New weight at 1 mile in the sky

[pwhite4541]

1. In 1956, Frank Lloyd Wright proposed the construction of a mile-high building in Chicago. Suppose the building had been constructed. Ignoring Earth's rotation, find the change in your weight if you were to ride an elevator from the street level, where you weigh 600N, to the top of the building.
2. (1) F = GmM/R^2 and (2) F= GmM/(R+h)^2, where h is the height in meters above the earth.
3. I figured that if I could calculate the acceleration due to gravity at 1 mile above Earth's surface, I could figure out the new weight. I used the equation above that includes h and got the answer wrong. The solution divides formula 1 by 2. I don't understand why my method did not work or why this method does work. Help!

 

[Chestermiller]

Show us the details of what you did. Both methods are equivalent, so you should have gotten the same result.

 

[pwhite4541]

Determined the mass to be 61.22 kg, then m = 61.22.

F = GMm/(R+h)^2 = (6.67e-11)(5.98e24)(61.22)/(6.37e6+1609.34)^2 = 601.48 N

601.48 N is the new weight at 1 mile above the earth? Shouldn't it be slightly less than the original of 600 N?

(61.22)(g) = 601.48, g= 9.82 < -- Gravity is stronger at 1 mile above the earth? I got this result and stopped the problem to re-examine my arithmetic and my understanding of the equations. I'm not sure what I am doing wrong.

 

[nasu]

Well, you take g=9.80 m/s^2 to calculate the mass and then use some values for radius and mass of the Earth to calculate the weight.
The problem is that these values are not compatible.
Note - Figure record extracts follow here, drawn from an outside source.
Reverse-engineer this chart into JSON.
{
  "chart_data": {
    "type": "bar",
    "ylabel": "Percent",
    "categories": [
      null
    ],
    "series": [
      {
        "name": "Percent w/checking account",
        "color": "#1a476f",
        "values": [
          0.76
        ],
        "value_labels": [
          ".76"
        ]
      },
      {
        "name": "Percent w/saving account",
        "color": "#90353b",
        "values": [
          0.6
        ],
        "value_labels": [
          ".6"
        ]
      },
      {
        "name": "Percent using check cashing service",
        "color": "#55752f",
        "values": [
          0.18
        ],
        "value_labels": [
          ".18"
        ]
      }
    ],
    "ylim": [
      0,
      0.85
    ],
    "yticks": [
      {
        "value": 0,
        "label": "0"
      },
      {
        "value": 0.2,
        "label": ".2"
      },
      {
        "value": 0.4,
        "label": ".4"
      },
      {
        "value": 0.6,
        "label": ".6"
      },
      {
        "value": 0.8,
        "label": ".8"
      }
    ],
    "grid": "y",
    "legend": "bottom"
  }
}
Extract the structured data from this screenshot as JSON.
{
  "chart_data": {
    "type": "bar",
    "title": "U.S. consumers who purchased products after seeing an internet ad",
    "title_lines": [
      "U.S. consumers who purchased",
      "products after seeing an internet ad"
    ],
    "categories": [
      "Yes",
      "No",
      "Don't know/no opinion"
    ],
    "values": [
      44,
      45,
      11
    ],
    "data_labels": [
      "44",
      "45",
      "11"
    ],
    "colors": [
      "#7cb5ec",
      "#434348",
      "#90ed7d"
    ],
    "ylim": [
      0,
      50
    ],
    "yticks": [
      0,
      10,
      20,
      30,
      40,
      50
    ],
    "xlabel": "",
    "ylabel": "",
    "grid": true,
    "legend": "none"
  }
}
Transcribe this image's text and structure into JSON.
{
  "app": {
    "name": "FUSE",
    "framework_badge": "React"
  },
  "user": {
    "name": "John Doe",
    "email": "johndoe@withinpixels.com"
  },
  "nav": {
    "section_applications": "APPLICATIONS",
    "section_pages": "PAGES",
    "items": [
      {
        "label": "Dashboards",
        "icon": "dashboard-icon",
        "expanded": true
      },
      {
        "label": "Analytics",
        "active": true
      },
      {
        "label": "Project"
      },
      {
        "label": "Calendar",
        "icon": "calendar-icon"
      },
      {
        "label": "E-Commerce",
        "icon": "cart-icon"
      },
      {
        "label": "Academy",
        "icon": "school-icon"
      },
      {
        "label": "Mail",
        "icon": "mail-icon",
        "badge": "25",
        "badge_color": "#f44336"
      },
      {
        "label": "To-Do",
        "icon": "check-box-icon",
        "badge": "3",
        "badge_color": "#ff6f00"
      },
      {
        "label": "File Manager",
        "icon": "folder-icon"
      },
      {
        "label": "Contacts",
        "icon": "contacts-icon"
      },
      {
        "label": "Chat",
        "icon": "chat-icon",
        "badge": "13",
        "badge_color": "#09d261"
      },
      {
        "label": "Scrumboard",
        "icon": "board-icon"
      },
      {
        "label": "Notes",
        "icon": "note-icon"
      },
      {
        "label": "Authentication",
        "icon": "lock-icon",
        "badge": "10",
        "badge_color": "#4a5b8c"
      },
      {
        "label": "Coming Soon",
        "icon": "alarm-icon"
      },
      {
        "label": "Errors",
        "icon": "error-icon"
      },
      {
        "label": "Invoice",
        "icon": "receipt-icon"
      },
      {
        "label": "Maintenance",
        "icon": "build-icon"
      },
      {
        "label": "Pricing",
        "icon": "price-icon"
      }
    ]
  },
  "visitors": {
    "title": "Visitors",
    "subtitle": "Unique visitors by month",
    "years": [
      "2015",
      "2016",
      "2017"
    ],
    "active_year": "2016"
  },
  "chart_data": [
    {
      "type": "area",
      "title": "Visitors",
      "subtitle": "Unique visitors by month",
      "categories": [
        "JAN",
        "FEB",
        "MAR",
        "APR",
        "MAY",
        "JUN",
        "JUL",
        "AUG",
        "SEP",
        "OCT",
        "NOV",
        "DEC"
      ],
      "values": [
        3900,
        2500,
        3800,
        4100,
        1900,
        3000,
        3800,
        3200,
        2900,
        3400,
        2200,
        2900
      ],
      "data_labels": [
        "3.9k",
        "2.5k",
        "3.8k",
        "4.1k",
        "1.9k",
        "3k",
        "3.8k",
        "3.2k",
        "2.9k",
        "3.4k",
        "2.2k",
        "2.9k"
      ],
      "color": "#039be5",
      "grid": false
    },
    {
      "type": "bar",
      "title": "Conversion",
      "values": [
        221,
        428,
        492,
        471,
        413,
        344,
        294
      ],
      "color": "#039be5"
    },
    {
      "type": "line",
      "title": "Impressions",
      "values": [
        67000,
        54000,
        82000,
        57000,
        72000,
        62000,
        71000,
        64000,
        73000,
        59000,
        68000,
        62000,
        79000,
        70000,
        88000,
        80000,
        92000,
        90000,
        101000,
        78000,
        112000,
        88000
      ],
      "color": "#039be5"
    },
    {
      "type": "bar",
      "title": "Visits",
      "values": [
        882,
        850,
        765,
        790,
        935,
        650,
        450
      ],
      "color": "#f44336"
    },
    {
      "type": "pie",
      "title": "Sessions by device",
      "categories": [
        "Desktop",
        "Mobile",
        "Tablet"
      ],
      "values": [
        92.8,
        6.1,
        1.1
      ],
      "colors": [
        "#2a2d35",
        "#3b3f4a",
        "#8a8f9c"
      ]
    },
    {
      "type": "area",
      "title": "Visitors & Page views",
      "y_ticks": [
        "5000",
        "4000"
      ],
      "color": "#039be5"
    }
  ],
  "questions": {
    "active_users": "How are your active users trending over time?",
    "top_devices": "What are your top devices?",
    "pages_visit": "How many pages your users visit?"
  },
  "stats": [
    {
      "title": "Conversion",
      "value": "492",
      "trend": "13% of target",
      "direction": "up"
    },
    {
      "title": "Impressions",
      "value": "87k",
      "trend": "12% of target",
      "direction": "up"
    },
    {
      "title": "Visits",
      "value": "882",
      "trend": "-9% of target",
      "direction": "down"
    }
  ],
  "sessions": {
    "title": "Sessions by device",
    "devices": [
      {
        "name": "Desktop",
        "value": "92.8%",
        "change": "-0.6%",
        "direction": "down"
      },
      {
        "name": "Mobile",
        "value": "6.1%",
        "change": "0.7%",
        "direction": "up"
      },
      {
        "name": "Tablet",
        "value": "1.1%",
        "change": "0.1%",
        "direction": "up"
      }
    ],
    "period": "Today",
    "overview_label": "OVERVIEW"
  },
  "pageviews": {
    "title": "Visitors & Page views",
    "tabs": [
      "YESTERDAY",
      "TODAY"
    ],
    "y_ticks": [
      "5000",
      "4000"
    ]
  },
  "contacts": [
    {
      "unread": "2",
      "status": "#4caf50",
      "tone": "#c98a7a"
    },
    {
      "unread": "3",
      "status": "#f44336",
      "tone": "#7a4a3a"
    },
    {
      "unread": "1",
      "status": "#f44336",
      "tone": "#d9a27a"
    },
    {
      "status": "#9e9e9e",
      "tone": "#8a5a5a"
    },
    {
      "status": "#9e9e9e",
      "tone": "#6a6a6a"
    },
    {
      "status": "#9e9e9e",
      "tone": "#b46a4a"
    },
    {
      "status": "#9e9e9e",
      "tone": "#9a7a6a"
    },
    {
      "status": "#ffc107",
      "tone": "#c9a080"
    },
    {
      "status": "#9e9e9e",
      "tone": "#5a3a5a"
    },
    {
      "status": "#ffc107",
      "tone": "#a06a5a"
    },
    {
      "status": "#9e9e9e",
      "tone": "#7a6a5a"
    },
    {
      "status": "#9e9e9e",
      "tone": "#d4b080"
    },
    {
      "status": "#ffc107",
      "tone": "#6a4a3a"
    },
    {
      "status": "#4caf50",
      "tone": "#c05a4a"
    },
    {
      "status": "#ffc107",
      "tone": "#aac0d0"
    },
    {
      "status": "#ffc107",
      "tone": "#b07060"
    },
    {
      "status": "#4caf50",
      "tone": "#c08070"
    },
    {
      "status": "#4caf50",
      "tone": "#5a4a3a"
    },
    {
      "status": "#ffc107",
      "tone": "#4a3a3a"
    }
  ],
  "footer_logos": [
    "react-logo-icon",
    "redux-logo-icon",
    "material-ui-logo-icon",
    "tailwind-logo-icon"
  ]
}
With these values for radius and mass, you get g=9.83 m/s^2.
It's a small difference but the effect you are looking for is also small.
As the problem does not give you the radius and mass of the Earth, it is better to solve without assuming specific values, when possible.
If you estimate the ratio, even if the value for the radius of the Earth is a little off the result will be in the right direction.